Two speeds of alert
Use fast-burn thresholds (for example 14x over 5 minutes) to catch sudden failures, and slow-burn thresholds (2–3x over 1–6 hours) to surface creeping risk before customers pile into support.
Route both to a small primary rotation plus a product sponsor so decisions balance customer impact and business tradeoffs. Make the alert tell them if you are already outside the error budget for the period.
Tie burn alerts to deployment freezes automatically when thresholds trip, and unlock only after mitigation or an explicit override.
Attach runbooks
Include clear rollback steps, feature flag toggles, and links to the dashboards that prove success. If the alert fires outside business hours, the instructions should be runnable by any on-call engineer.
Log burn causes and mitigations in a simple runbook entry for each incident. That history improves forecasting, budget planning, and whether the thresholds remain right for the system's current shape.

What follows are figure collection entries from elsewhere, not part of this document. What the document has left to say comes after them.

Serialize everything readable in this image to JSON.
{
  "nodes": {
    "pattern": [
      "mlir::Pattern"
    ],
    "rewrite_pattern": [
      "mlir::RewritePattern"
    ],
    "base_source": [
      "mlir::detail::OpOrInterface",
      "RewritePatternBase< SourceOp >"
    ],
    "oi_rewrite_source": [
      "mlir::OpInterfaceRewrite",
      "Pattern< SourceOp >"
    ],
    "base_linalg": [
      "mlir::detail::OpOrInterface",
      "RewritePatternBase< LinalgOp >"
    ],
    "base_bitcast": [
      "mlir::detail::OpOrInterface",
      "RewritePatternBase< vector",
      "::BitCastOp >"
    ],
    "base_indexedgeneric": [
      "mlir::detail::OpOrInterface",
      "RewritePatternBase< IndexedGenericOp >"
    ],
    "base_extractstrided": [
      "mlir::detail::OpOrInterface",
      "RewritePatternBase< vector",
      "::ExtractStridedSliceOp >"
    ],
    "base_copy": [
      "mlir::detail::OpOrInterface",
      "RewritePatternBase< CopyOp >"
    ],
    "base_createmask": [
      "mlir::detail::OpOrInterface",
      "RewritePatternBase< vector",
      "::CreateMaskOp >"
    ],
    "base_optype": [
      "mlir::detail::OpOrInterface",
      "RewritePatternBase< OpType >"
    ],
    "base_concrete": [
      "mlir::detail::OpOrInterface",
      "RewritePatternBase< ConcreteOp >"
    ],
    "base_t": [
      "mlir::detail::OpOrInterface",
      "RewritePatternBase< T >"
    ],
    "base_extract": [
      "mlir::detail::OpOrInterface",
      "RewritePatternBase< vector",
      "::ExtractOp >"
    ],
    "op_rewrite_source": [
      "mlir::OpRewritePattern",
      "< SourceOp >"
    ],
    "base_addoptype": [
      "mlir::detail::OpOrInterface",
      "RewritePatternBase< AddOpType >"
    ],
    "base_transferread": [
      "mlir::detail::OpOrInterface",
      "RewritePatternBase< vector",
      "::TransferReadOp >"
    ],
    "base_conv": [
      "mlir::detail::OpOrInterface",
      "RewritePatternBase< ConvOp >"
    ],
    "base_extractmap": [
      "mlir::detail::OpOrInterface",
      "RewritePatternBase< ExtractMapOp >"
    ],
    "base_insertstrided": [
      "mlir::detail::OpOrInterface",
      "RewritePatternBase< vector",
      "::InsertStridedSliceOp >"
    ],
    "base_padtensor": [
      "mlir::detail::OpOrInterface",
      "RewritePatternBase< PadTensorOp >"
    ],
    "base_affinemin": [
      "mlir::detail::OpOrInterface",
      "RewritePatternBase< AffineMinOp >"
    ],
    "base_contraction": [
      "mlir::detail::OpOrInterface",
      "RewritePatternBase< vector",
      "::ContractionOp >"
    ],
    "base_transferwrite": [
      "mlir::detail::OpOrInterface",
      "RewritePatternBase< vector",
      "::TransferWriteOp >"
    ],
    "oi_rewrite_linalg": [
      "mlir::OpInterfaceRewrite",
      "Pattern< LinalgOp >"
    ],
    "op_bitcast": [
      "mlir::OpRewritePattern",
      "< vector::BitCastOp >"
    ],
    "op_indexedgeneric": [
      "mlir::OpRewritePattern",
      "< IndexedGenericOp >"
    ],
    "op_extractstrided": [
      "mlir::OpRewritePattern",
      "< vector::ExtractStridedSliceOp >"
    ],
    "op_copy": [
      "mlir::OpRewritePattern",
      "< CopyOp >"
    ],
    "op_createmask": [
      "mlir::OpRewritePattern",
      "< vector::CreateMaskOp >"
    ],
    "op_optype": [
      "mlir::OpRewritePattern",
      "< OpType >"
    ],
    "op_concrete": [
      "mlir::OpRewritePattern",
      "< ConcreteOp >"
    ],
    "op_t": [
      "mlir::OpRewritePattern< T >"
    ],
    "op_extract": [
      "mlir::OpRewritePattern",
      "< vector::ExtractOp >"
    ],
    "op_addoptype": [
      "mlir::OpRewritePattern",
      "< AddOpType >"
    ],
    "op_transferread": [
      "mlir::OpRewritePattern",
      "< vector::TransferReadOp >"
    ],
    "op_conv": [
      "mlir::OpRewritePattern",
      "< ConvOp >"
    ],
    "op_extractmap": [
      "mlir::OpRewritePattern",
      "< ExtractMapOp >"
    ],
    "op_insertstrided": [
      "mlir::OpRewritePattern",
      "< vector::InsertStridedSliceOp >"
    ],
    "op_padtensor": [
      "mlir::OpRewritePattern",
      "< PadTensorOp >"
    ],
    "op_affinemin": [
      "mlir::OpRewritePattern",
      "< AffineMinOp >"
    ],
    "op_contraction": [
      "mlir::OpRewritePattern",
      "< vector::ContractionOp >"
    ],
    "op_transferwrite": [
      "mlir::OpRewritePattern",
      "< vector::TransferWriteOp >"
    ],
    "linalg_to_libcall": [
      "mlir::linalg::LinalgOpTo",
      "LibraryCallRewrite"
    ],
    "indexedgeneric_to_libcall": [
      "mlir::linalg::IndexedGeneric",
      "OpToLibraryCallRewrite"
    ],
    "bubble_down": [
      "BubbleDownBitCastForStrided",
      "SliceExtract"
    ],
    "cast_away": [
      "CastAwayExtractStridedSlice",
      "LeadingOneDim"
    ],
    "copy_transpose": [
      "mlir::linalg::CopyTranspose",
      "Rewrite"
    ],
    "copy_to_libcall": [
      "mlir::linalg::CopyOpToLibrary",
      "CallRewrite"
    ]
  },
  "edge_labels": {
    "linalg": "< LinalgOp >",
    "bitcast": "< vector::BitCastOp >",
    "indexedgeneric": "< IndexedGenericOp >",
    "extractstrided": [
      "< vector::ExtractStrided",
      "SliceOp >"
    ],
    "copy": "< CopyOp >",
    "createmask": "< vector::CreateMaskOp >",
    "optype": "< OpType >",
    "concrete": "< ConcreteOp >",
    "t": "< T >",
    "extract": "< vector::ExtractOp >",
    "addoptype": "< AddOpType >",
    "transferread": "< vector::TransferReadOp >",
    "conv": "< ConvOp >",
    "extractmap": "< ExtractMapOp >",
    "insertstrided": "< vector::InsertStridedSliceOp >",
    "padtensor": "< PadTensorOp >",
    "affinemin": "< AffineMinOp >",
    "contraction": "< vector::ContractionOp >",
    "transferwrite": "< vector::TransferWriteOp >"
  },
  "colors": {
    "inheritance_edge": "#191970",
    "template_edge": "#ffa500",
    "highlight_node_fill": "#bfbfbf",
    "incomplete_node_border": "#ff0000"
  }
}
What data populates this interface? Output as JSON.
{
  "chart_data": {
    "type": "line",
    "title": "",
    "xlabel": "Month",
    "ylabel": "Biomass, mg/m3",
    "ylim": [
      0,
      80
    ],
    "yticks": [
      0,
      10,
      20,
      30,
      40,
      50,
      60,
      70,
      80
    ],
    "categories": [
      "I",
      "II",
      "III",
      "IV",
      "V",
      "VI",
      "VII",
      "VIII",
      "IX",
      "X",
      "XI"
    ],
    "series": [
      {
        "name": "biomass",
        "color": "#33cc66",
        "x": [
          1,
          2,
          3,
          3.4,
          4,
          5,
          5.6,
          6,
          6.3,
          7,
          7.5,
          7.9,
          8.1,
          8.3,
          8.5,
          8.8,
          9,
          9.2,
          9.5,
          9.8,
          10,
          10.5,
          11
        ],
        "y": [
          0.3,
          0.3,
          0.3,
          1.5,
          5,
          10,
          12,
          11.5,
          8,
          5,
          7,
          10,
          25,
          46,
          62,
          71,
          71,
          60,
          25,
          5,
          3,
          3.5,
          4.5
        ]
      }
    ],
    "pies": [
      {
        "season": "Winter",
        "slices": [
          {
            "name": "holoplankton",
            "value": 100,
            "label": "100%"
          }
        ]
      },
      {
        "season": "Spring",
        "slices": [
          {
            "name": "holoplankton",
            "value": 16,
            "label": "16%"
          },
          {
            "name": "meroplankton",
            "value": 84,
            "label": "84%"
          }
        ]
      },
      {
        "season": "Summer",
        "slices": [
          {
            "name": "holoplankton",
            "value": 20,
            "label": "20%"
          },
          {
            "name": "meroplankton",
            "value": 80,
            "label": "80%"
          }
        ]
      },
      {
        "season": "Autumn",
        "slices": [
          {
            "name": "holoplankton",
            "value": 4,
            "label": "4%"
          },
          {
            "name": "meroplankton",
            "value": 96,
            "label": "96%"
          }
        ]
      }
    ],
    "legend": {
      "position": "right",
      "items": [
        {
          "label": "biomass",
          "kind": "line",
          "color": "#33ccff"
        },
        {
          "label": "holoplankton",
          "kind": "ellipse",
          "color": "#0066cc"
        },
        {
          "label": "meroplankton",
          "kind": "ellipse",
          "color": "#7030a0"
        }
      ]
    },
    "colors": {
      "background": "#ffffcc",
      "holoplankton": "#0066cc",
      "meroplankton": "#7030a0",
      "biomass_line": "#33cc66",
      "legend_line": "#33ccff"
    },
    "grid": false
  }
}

Keep the alert payload concise: which SLI is burning, how much budget is left, what changed recently, and when the next escalation happens.
Alert ingredients
- SLI and current/target burn rate with links to the graph
- Current budget left and projected exhaustion time
- Next escalation time and the channel/people it will page
Show context
Display burn rate on incident status pages so customers understand whether the issue is contained or still growing.
Pause deploys when burn exceeds a threshold until SLOs recover and health checks have stayed green for a defined window.
Review every burn alert weekly: did it fire for the right reason, was the response fast, and should thresholds be tuned?
Test and tune regularly
Replay past incidents or synthetically spike error rates in a lower environment to confirm burn alerts fire when expected.
Calibrate thresholds by product area; customer signup SLOs deserve faster burns than internal reporting dashboards. Document why each burn pair exists so newcomers trust them.